Bahkan, diam di sini tidak sekadar tidak bicara, tapi juga tegar, sebagaimana yang pernah terjadi pada Maryam, Ibunda Nabi Isa As—ketika membawa putranya Isa As di hadapan kaumnya, menyangkut kelahiran putra yang lahir tanpa ayah itu. Demikian penjelasan Syaikh Fadhil Al-Samarra’i dalam “Lamasat Bayaniyah fi al-Nushush al-Qur’aniyah”.
Karenanya, menurut Syaikh Abdul Qadir al-Jailani dalam karya monumentalnya Sirr al-Asrar, bahwa ketika seorang berpuasa, hendaknya mampu mengharmonikan kondisi lahir dan batinnya, seperti mengosongkan perutnya dari makan dan minum, tentu juga syahwat dan lisan dari hal yang tercela, dan hati dari selain Allah.
Tentu saja pengertian di atas, menurut Syaikh Fadhil membawa laku puasa pada tingkatan dan tahapan-tahapan.
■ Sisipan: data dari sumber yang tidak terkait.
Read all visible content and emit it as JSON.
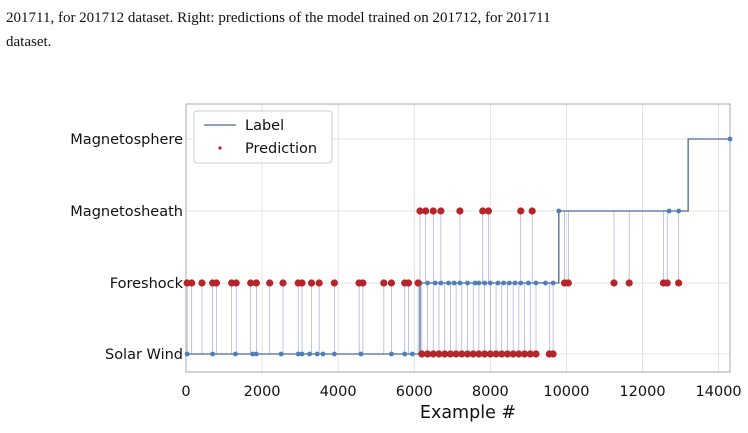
{
  "caption": {
    "line1": "201711, for 201712 dataset. Right: predictions of the model trained on 201712, for 201711",
    "line2": "dataset."
  },
  "colors": {
    "label_line": "#4a6a8f",
    "label_marker": "#4f7fb8",
    "prediction": "#b5262b",
    "vline": "#a9a9d9",
    "grid": "#dcdcdc",
    "axis": "#aaaaaa"
  },
  "chart_data": {
    "type": "scatter",
    "xlabel": "Example #",
    "ylabel": "",
    "xlim": [
      0,
      14300
    ],
    "x_ticks": [
      0,
      2000,
      4000,
      6000,
      8000,
      10000,
      12000,
      14000
    ],
    "categories": [
      "Solar Wind",
      "Foreshock",
      "Magnetosheath",
      "Magnetosphere"
    ],
    "grid": true,
    "legend": {
      "position": "top-left",
      "entries": [
        "Label",
        "Prediction"
      ]
    },
    "series": [
      {
        "name": "Label",
        "kind": "step-line",
        "segments": [
          {
            "x_start": 0,
            "x_end": 6150,
            "class": "Solar Wind"
          },
          {
            "x_start": 6150,
            "x_end": 9800,
            "class": "Foreshock"
          },
          {
            "x_start": 9800,
            "x_end": 13200,
            "class": "Magnetosheath"
          },
          {
            "x_start": 13200,
            "x_end": 14300,
            "class": "Magnetosphere"
          }
        ],
        "points": [
          {
            "x": 30,
            "y": "Solar Wind"
          },
          {
            "x": 700,
            "y": "Solar Wind"
          },
          {
            "x": 1300,
            "y": "Solar Wind"
          },
          {
            "x": 1750,
            "y": "Solar Wind"
          },
          {
            "x": 1850,
            "y": "Solar Wind"
          },
          {
            "x": 2500,
            "y": "Solar Wind"
          },
          {
            "x": 2950,
            "y": "Solar Wind"
          },
          {
            "x": 3050,
            "y": "Solar Wind"
          },
          {
            "x": 3250,
            "y": "Solar Wind"
          },
          {
            "x": 3450,
            "y": "Solar Wind"
          },
          {
            "x": 3600,
            "y": "Solar Wind"
          },
          {
            "x": 3900,
            "y": "Solar Wind"
          },
          {
            "x": 4600,
            "y": "Solar Wind"
          },
          {
            "x": 5400,
            "y": "Solar Wind"
          },
          {
            "x": 5750,
            "y": "Solar Wind"
          },
          {
            "x": 5950,
            "y": "Solar Wind"
          },
          {
            "x": 6150,
            "y": "Foreshock"
          },
          {
            "x": 6350,
            "y": "Foreshock"
          },
          {
            "x": 6550,
            "y": "Foreshock"
          },
          {
            "x": 6700,
            "y": "Foreshock"
          },
          {
            "x": 6900,
            "y": "Foreshock"
          },
          {
            "x": 7050,
            "y": "Foreshock"
          },
          {
            "x": 7200,
            "y": "Foreshock"
          },
          {
            "x": 7400,
            "y": "Foreshock"
          },
          {
            "x": 7600,
            "y": "Foreshock"
          },
          {
            "x": 7700,
            "y": "Foreshock"
          },
          {
            "x": 7850,
            "y": "Foreshock"
          },
          {
            "x": 8000,
            "y": "Foreshock"
          },
          {
            "x": 8200,
            "y": "Foreshock"
          },
          {
            "x": 8350,
            "y": "Foreshock"
          },
          {
            "x": 8500,
            "y": "Foreshock"
          },
          {
            "x": 8650,
            "y": "Foreshock"
          },
          {
            "x": 8800,
            "y": "Foreshock"
          },
          {
            "x": 9000,
            "y": "Foreshock"
          },
          {
            "x": 9200,
            "y": "Foreshock"
          },
          {
            "x": 9450,
            "y": "Foreshock"
          },
          {
            "x": 9650,
            "y": "Foreshock"
          },
          {
            "x": 7800,
            "y": "Magnetosheath"
          },
          {
            "x": 9800,
            "y": "Magnetosheath"
          },
          {
            "x": 12700,
            "y": "Magnetosheath"
          },
          {
            "x": 12950,
            "y": "Magnetosheath"
          },
          {
            "x": 14300,
            "y": "Magnetosphere"
          }
        ]
      },
      {
        "name": "Prediction",
        "kind": "markers",
        "points": [
          {
            "x": 30,
            "y": "Foreshock"
          },
          {
            "x": 150,
            "y": "Foreshock"
          },
          {
            "x": 420,
            "y": "Foreshock"
          },
          {
            "x": 700,
            "y": "Foreshock"
          },
          {
            "x": 800,
            "y": "Foreshock"
          },
          {
            "x": 1200,
            "y": "Foreshock"
          },
          {
            "x": 1320,
            "y": "Foreshock"
          },
          {
            "x": 1700,
            "y": "Foreshock"
          },
          {
            "x": 1850,
            "y": "Foreshock"
          },
          {
            "x": 2200,
            "y": "Foreshock"
          },
          {
            "x": 2550,
            "y": "Foreshock"
          },
          {
            "x": 2950,
            "y": "Foreshock"
          },
          {
            "x": 3050,
            "y": "Foreshock"
          },
          {
            "x": 3300,
            "y": "Foreshock"
          },
          {
            "x": 3500,
            "y": "Foreshock"
          },
          {
            "x": 3900,
            "y": "Foreshock"
          },
          {
            "x": 4550,
            "y": "Foreshock"
          },
          {
            "x": 4650,
            "y": "Foreshock"
          },
          {
            "x": 5200,
            "y": "Foreshock"
          },
          {
            "x": 5400,
            "y": "Foreshock"
          },
          {
            "x": 5750,
            "y": "Foreshock"
          },
          {
            "x": 5850,
            "y": "Foreshock"
          },
          {
            "x": 6100,
            "y": "Foreshock"
          },
          {
            "x": 6150,
            "y": "Magnetosheath"
          },
          {
            "x": 6300,
            "y": "Magnetosheath"
          },
          {
            "x": 6500,
            "y": "Magnetosheath"
          },
          {
            "x": 6700,
            "y": "Magnetosheath"
          },
          {
            "x": 7200,
            "y": "Magnetosheath"
          },
          {
            "x": 7800,
            "y": "Magnetosheath"
          },
          {
            "x": 7950,
            "y": "Magnetosheath"
          },
          {
            "x": 8800,
            "y": "Magnetosheath"
          },
          {
            "x": 9100,
            "y": "Magnetosheath"
          },
          {
            "x": 6200,
            "y": "Solar Wind"
          },
          {
            "x": 6350,
            "y": "Solar Wind"
          },
          {
            "x": 6500,
            "y": "Solar Wind"
          },
          {
            "x": 6650,
            "y": "Solar Wind"
          },
          {
            "x": 6800,
            "y": "Solar Wind"
          },
          {
            "x": 6950,
            "y": "Solar Wind"
          },
          {
            "x": 7100,
            "y": "Solar Wind"
          },
          {
            "x": 7250,
            "y": "Solar Wind"
          },
          {
            "x": 7400,
            "y": "Solar Wind"
          },
          {
            "x": 7550,
            "y": "Solar Wind"
          },
          {
            "x": 7700,
            "y": "Solar Wind"
          },
          {
            "x": 7850,
            "y": "Solar Wind"
          },
          {
            "x": 8000,
            "y": "Solar Wind"
          },
          {
            "x": 8150,
            "y": "Solar Wind"
          },
          {
            "x": 8300,
            "y": "Solar Wind"
          },
          {
            "x": 8450,
            "y": "Solar Wind"
          },
          {
            "x": 8600,
            "y": "Solar Wind"
          },
          {
            "x": 8750,
            "y": "Solar Wind"
          },
          {
            "x": 8900,
            "y": "Solar Wind"
          },
          {
            "x": 9050,
            "y": "Solar Wind"
          },
          {
            "x": 9200,
            "y": "Solar Wind"
          },
          {
            "x": 9550,
            "y": "Solar Wind"
          },
          {
            "x": 9650,
            "y": "Solar Wind"
          },
          {
            "x": 9950,
            "y": "Foreshock"
          },
          {
            "x": 10050,
            "y": "Foreshock"
          },
          {
            "x": 11250,
            "y": "Foreshock"
          },
          {
            "x": 11650,
            "y": "Foreshock"
          },
          {
            "x": 12550,
            "y": "Foreshock"
          },
          {
            "x": 12650,
            "y": "Foreshock"
          },
          {
            "x": 12950,
            "y": "Foreshock"
          }
        ]
      }
    ]
  }
}
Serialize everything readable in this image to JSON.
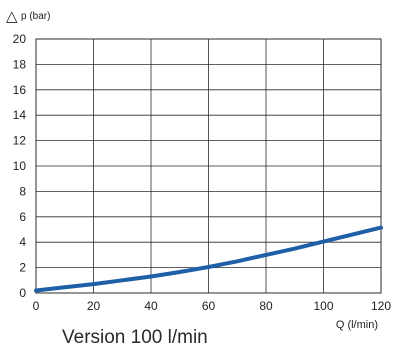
{
  "chart_data": {
    "type": "line",
    "ylabel": "p (bar)",
    "ylabel_symbol": "△",
    "xlabel": "Q (l/min)",
    "xlim": [
      0,
      120
    ],
    "ylim": [
      0,
      20
    ],
    "xticks": [
      "0",
      "20",
      "40",
      "60",
      "80",
      "100",
      "120"
    ],
    "yticks": [
      "0",
      "2",
      "4",
      "6",
      "8",
      "10",
      "12",
      "14",
      "16",
      "18",
      "20"
    ],
    "grid": true,
    "series": [
      {
        "color": "#1f5fa8",
        "points": [
          [
            0,
            0.2
          ],
          [
            10,
            0.45
          ],
          [
            20,
            0.7
          ],
          [
            30,
            1.0
          ],
          [
            40,
            1.3
          ],
          [
            50,
            1.65
          ],
          [
            60,
            2.05
          ],
          [
            70,
            2.5
          ],
          [
            80,
            3.0
          ],
          [
            90,
            3.5
          ],
          [
            100,
            4.05
          ],
          [
            110,
            4.6
          ],
          [
            120,
            5.15
          ]
        ]
      }
    ],
    "caption": "Version 100 l/min"
  }
}
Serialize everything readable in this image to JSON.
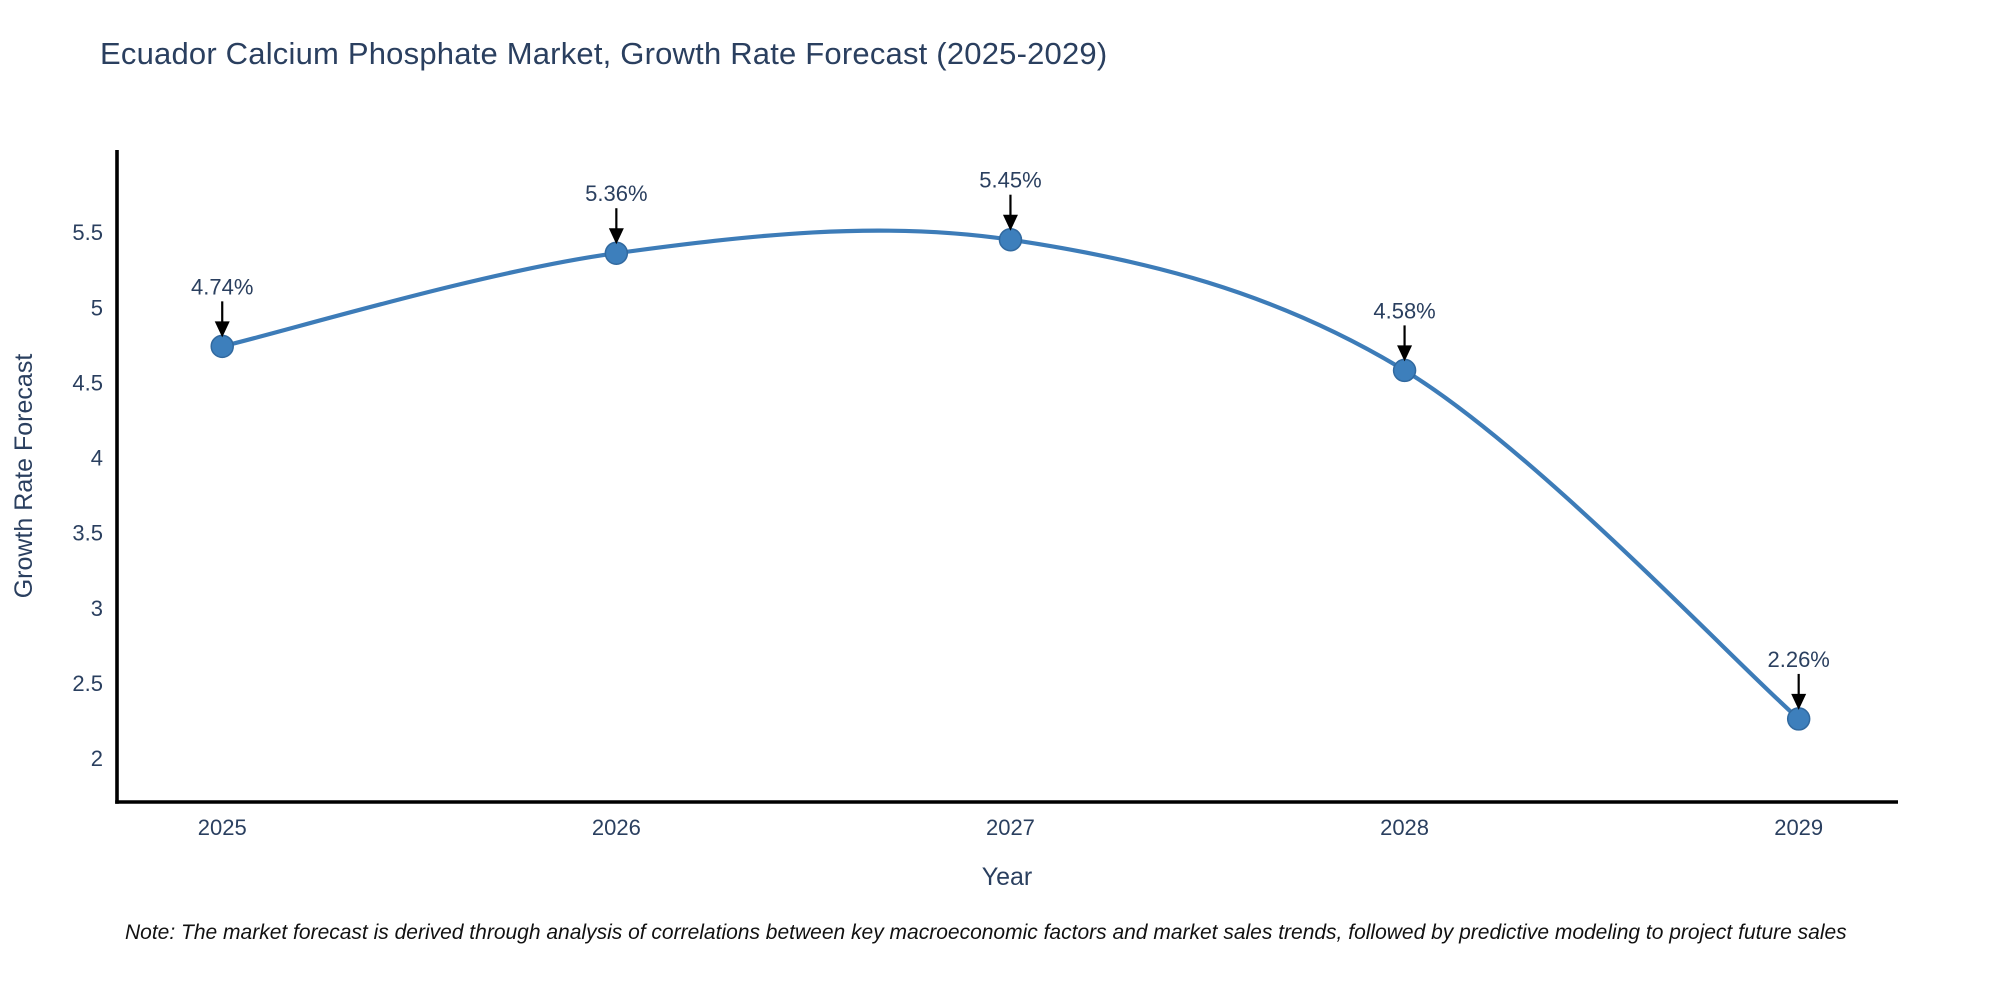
{
  "header": {
    "title": "Ecuador Calcium Phosphate Market, Growth Rate Forecast (2025-2029)"
  },
  "chart_data": {
    "type": "line",
    "title": "Ecuador Calcium Phosphate Market, Growth Rate Forecast (2025-2029)",
    "xlabel": "Year",
    "ylabel": "Growth Rate Forecast",
    "x": [
      2025,
      2026,
      2027,
      2028,
      2029
    ],
    "values": [
      4.74,
      5.36,
      5.45,
      4.58,
      2.26
    ],
    "point_labels": [
      "4.74%",
      "5.36%",
      "5.45%",
      "4.58%",
      "2.26%"
    ],
    "x_ticks": [
      "2025",
      "2026",
      "2027",
      "2028",
      "2029"
    ],
    "y_ticks": [
      5.5,
      5,
      4.5,
      4,
      3.5,
      3,
      2.5,
      2
    ],
    "xlim": [
      2024.733,
      2029.252
    ],
    "ylim": [
      1.707,
      6.047
    ],
    "grid": false,
    "legend_position": "none",
    "line_shape": "spline",
    "colors": {
      "line": "#3d7cb8",
      "marker_fill": "#3d7fbc",
      "marker_stroke": "#31699f",
      "axis_line": "#000000",
      "tick_label": "#2a3f5f",
      "annotation_text": "#2a3f5f",
      "annotation_arrow": "#000000"
    }
  },
  "footer": {
    "note": "Note: The market forecast is derived through analysis of correlations between key macroeconomic factors and market sales trends, followed by predictive modeling to project future sales"
  }
}
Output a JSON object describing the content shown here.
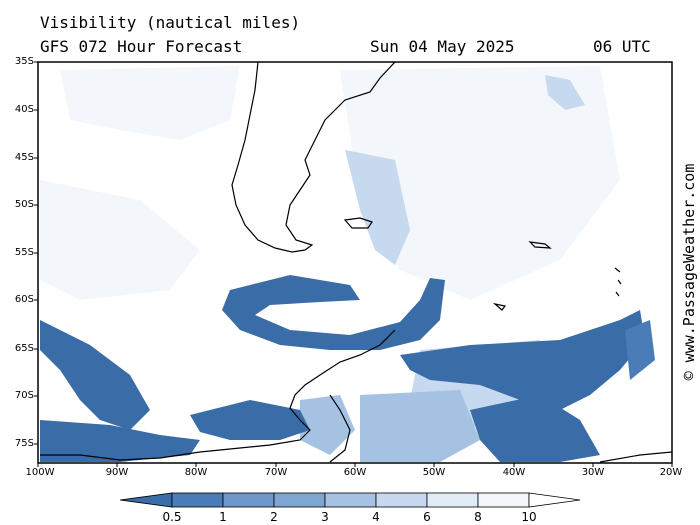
{
  "header": {
    "title": "Visibility (nautical miles)",
    "subtitle": "GFS 072 Hour Forecast",
    "date": "Sun 04 May 2025",
    "time": "06 UTC"
  },
  "credit": "© www.PassageWeather.com",
  "map": {
    "lat_labels": [
      "35S",
      "40S",
      "45S",
      "50S",
      "55S",
      "60S",
      "65S",
      "70S",
      "75S"
    ],
    "lon_labels": [
      "100W",
      "90W",
      "80W",
      "70W",
      "60W",
      "50W",
      "40W",
      "30W",
      "20W"
    ],
    "lat_range": [
      -77.5,
      -35
    ],
    "lon_range": [
      -100,
      -20
    ],
    "colors": {
      "v05": "#3a6ca8",
      "v1": "#4a7cb8",
      "v2": "#7fa5d2",
      "v3": "#a5c2e3",
      "v4": "#c7d9ef",
      "v6": "#e2ecf7",
      "v8": "#f3f7fc",
      "v10": "#ffffff"
    }
  },
  "colorbar": {
    "labels": [
      "0.5",
      "1",
      "2",
      "3",
      "4",
      "6",
      "8",
      "10"
    ],
    "colors": [
      "#3a6ca8",
      "#4a7cb8",
      "#7fa5d2",
      "#a5c2e3",
      "#c7d9ef",
      "#e2ecf7",
      "#f3f7fc",
      "#ffffff"
    ]
  }
}
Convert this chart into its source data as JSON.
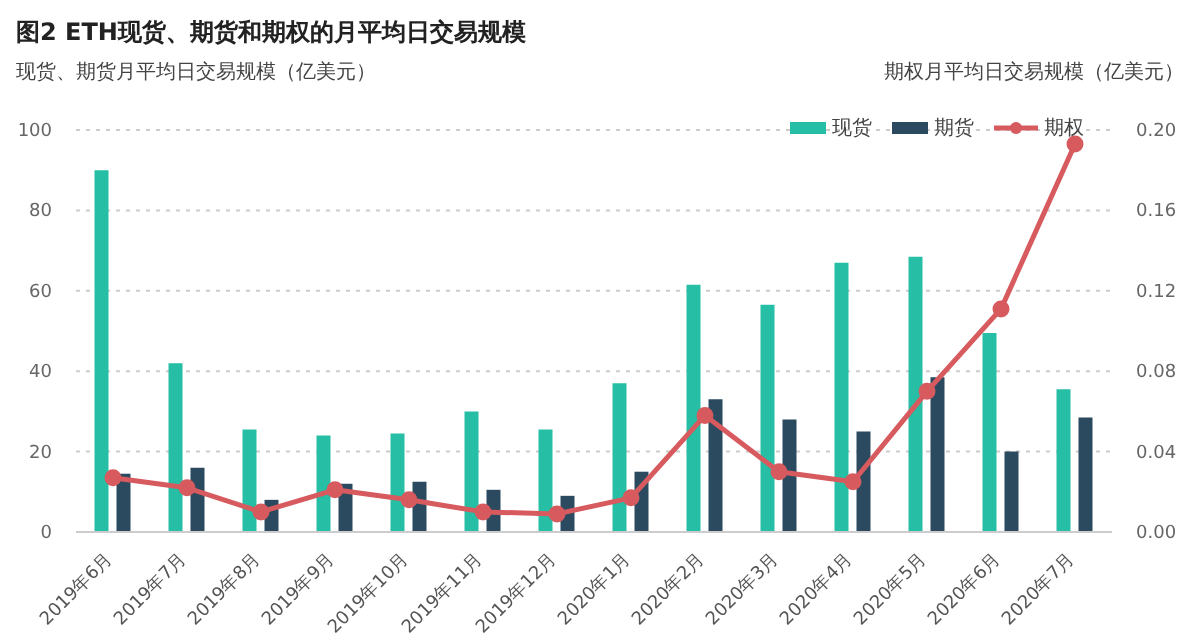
{
  "chart_data": {
    "type": "bar",
    "title": "图2 ETH现货、期货和期权的月平均日交易规模",
    "ylabel": "现货、期货月平均日交易规模（亿美元）",
    "y2label": "期权月平均日交易规模（亿美元）",
    "categories": [
      "2019年6月",
      "2019年7月",
      "2019年8月",
      "2019年9月",
      "2019年10月",
      "2019年11月",
      "2019年12月",
      "2020年1月",
      "2020年2月",
      "2020年3月",
      "2020年4月",
      "2020年5月",
      "2020年6月",
      "2020年7月"
    ],
    "series": [
      {
        "name": "现货",
        "color": "#26bfa5",
        "values": [
          90,
          42,
          25.5,
          24,
          24.5,
          30,
          25.5,
          37,
          61.5,
          56.5,
          67,
          68.5,
          49.5,
          35.5
        ]
      },
      {
        "name": "期货",
        "color": "#2b4a60",
        "values": [
          14.5,
          16,
          8,
          12,
          12.5,
          10.5,
          9,
          15,
          33,
          28,
          25,
          38.5,
          20,
          28.5
        ]
      },
      {
        "name": "期权",
        "type": "line",
        "axis": "y2",
        "color": "#d65a5e",
        "marker": "circle",
        "values": [
          0.027,
          0.022,
          0.01,
          0.021,
          0.016,
          0.01,
          0.009,
          0.017,
          0.058,
          0.03,
          0.025,
          0.07,
          0.111,
          0.193
        ]
      }
    ],
    "ylim": [
      0,
      100
    ],
    "yticks": [
      0,
      20,
      40,
      60,
      80,
      100
    ],
    "y2lim": [
      0,
      0.2
    ],
    "y2ticks": [
      {
        "value": 0,
        "label": "0.00"
      },
      {
        "value": 0.04,
        "label": "0.04"
      },
      {
        "value": 0.08,
        "label": "0.08"
      },
      {
        "value": 0.12,
        "label": "0.12"
      },
      {
        "value": 0.16,
        "label": "0.16"
      },
      {
        "value": 0.2,
        "label": "0.20"
      }
    ],
    "grid": "y",
    "legend": "top right"
  }
}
Tingkatan pertama, adalah puasanya orang mukmin, yaitu mengendalikan dari tiga dasar kebutuhan hidup; makan, minum, dan hubungan seks.
Menurut Imam Ghazali dalam Ihya Ulummiddin, tiga hal itu kebutuhan dasar dipenuhi tetapi juga harus dikendalikan. Jika tidak, maka sifat kebinatangan manusia akan mendominasi, dan itu berarti sifat kebinatangan akan menjadi penutup jalan menuju Allah. Karena itu minimal sepanjang tahun, perlu dikendalikan sebulan.
Pengendalian diperlukan, karena secara ragawi, manusia adalah makhluk omnivora, jenis pemangsa apa saja, bahkan ‘siapa saja’. Tingkat kerakusannya melebihi hewan liar atau peliharaan.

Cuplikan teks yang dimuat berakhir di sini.